The report offers 34 recommendations to overhaul the judiciary’s response to workplace misconduct, including making monetary compensation available as a remedy; developing guidance for the judges who oversee formal complaint proceedings; and providing training about what constitutes abusive conduct under the policy. California Representative Norma Torres, who directed the study, urged the judiciary to work harder on building systems for handling sexual harassment claims, since, she said, “its longstanding reliance on the good character and conduct of individuals alone has been grossly insufficient.”
Notably, four years ago, Torres requested that the Government Accountability Office conduct an audit of the judiciary’s systems for preventing and handling sexual harassment. But, she says, the GAO was more or less stonewalled by the Administrative Office of the Courts, an agency responsible for a broad range of federal court services and led by Judge Robert J. Conrad, Jr., an appointee of Chief Justice John Roberts. Throughout the two-year study, the Administrative Office only allowed the GAO to speak with a single judicial employee.

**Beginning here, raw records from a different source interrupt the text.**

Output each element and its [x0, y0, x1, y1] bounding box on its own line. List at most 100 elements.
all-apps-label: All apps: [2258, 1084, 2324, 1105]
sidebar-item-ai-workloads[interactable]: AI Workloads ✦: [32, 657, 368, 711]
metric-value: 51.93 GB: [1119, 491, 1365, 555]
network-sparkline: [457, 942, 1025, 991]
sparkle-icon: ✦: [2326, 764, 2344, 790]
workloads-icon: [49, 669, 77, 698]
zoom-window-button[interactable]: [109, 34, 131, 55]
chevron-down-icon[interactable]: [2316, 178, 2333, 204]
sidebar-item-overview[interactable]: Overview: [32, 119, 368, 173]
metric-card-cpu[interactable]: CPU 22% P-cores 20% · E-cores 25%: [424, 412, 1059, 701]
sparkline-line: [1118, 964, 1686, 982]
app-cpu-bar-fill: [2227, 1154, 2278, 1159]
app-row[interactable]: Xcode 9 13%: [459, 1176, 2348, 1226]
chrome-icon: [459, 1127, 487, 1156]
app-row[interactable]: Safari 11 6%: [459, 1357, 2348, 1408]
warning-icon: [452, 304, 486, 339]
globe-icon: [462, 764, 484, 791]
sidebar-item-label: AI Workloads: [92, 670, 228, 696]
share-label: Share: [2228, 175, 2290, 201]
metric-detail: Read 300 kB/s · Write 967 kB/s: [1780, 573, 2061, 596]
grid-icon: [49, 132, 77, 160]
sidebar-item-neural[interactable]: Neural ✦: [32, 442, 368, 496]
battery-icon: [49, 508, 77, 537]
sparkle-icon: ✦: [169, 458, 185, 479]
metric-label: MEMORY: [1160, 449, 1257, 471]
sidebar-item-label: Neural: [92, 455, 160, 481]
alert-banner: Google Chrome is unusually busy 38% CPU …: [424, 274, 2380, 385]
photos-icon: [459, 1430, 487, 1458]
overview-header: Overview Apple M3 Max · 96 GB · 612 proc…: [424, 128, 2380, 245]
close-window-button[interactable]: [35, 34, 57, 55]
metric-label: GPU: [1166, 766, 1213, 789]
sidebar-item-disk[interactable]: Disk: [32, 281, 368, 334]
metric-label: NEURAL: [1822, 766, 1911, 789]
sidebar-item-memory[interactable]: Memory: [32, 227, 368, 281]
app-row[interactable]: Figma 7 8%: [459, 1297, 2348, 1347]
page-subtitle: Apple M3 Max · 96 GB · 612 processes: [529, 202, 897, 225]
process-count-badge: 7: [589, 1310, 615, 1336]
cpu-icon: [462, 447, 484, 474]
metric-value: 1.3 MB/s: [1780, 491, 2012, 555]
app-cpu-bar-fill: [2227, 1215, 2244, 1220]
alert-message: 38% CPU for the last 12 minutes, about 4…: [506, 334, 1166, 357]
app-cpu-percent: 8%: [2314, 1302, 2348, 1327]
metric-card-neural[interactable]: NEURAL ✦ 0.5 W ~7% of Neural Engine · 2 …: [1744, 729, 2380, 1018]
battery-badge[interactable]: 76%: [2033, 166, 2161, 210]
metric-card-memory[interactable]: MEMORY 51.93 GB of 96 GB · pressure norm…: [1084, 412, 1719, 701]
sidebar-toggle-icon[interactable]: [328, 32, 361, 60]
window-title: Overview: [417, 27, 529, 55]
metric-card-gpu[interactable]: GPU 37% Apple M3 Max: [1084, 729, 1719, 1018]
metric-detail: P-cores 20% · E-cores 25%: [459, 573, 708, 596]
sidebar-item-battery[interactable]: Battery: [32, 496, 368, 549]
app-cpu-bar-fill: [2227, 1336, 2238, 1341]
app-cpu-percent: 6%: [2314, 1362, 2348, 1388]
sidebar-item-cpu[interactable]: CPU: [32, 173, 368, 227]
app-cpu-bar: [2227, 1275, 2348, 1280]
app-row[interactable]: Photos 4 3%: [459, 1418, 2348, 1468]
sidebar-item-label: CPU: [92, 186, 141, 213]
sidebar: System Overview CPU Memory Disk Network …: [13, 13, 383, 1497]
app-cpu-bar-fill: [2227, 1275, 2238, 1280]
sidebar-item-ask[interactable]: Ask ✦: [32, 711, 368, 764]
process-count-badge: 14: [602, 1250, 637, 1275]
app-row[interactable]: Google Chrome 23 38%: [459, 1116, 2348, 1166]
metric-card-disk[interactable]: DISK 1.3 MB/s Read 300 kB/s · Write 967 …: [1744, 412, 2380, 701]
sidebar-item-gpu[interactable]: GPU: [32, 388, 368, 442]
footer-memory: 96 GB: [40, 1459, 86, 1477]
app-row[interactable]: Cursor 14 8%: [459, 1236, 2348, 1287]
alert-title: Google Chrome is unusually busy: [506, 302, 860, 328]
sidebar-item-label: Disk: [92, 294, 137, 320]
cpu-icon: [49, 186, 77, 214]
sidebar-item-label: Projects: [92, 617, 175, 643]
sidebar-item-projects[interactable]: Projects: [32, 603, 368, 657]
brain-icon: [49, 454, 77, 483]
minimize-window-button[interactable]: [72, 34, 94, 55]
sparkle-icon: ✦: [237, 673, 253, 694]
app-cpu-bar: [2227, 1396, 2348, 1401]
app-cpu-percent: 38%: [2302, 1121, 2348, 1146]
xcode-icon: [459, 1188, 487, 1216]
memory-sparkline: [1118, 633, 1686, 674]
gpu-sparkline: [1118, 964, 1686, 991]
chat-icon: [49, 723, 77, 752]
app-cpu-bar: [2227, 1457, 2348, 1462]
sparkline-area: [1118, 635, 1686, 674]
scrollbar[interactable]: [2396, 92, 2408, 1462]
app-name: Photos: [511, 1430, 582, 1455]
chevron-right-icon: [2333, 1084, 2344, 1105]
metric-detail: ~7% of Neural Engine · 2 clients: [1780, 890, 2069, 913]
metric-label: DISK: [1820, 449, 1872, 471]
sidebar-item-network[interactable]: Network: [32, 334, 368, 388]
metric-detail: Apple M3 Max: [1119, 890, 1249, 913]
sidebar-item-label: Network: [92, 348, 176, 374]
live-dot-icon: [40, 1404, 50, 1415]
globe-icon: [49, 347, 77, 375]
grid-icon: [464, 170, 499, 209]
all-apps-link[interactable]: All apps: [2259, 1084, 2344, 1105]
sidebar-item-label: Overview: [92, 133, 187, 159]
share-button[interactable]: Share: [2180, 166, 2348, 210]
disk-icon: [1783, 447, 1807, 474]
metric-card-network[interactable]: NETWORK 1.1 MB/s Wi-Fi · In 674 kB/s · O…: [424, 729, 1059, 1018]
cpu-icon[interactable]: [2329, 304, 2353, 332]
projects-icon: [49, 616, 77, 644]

The judiciary’s sloppy response to sexual harassment and refusal to cooperate with an investigation into said sloppy response underscores the judiciary’s culture of impunity. The notion that the judiciary is beyond reproach puts workers in unacceptable danger, and erodes the public trust that a legal system requires to function. Whether they’re accepting lavish gifts or ignoring conflicts of interest or abusing their employees, too many judges think they answer to no one. Congress must remind them otherwise, and reports like this one are just the beginning.